Report: Unabated Global Warming to Accelerate Melting of Greenland Ice Sheet
Greenland Ice Sheet has preserved land underneath for millions of years REUTERS

Soil frozen for 2.7 million years beneath the Greenland ice sheet has provided clues about its history.

Frozen in time, the soil beneath an ancient tundra has been uncovered and tested, with scientists discovering that "Greenland really was green" at one point.

The tundra was discovered in 2013 and has been explored by scientists from the University of Vermont, who believe that the ice sheet is much older than previously thought, having endured previous periods of global warming.

Published in the journal Science, the researchers said they were surprised to find the landscape below preserved two miles of ice. "We found organic soil that has been frozen to the bottom of the ice sheet for 2.7 million years," research Paul Bierman said.

Study co-author Dylan Rood, from the Scottish Universities Environmental Research Centre and the University of California, Santa Barbara, added: "The ancient soil under the Greenland ice sheet helps to unravel an important mystery surrounding climate change.
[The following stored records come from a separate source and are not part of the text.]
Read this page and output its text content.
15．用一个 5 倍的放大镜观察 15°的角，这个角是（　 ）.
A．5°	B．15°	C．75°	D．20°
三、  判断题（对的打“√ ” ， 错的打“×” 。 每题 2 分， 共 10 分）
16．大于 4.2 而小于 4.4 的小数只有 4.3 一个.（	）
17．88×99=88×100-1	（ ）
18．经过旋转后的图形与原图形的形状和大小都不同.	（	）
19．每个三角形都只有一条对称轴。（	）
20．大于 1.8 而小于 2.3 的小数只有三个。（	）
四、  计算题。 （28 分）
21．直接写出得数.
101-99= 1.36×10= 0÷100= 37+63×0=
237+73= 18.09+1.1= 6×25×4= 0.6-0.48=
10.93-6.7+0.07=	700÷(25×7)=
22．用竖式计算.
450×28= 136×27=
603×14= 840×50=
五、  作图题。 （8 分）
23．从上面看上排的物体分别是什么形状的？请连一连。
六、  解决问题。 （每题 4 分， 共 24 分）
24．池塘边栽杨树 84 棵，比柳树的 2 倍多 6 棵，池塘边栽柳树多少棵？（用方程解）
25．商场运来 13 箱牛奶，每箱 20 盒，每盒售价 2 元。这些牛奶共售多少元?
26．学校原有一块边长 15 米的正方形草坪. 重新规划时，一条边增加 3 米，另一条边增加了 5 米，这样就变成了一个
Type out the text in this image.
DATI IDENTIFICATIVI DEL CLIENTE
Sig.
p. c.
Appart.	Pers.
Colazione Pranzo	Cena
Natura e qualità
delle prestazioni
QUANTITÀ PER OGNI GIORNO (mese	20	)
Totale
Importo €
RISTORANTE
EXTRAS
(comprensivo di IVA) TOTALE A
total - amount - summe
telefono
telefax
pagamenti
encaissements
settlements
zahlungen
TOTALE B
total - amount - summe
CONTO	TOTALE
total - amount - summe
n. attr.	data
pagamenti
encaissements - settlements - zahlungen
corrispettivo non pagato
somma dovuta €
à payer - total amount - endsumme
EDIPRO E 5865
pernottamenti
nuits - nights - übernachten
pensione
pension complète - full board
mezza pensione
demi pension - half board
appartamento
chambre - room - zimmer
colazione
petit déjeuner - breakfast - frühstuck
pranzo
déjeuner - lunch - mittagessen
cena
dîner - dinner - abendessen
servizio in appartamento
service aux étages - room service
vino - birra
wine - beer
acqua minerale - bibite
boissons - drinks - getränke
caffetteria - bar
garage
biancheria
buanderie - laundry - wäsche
How did big ice sheets melt and grow in response to changes in temperature?"

Findings suggest that even during the warmest periods of history, the ice sheet at the centre of Greenland remained frozen, meaning the land has stayed hidden and unchanged for millions of years.

Greenland ice sheet
A piece of the GISP2 ice core showing silt and sand embedded in ice   Paul Bierman, University of Vermont

"[It's] a refrigerator that's preserved this antique landscape," Bierman said.

Scientists take huge interest in the stability of the Greenland ice sheet as it will fundamentally influence sea level rises resulting from manmade climate change. Instead of eroding the land beneath, the sheet has been frozen to the ground, the authors said.

The scientists tested 17 ice samples from the lowest 40ft of the ice core extracted from the glacier in 1993. From the sediment, the researchers extracted a rare form of the element beryllium.

This element is formed by cosmic rays and falls from the sky and becomes stuck to soil and rock. The longer the soil is exposed, the more beryllium-10 it accumulates, meaning it acts as a geological clock.

At first the team was only expecting to find eroded soil, they wrote: "We thought we were going looking for a needle in haystack. It turned out that we found an elephant in a haystack."

The beryllium concentrations could only have been found in soils that have developed over hundreds of thousands of years, if not millions: "The soil had been stable and exposed at the surface for somewhere between 200,000 and one million years before being covered by ice," said Ben Crosby, a member of the research team from Idaho State University.

Rood added: "Greenland really was green! However, it was millions of years ago. Greenland looked like the green Alaskan tundra, before it was covered by the second largest body of ice on Earth."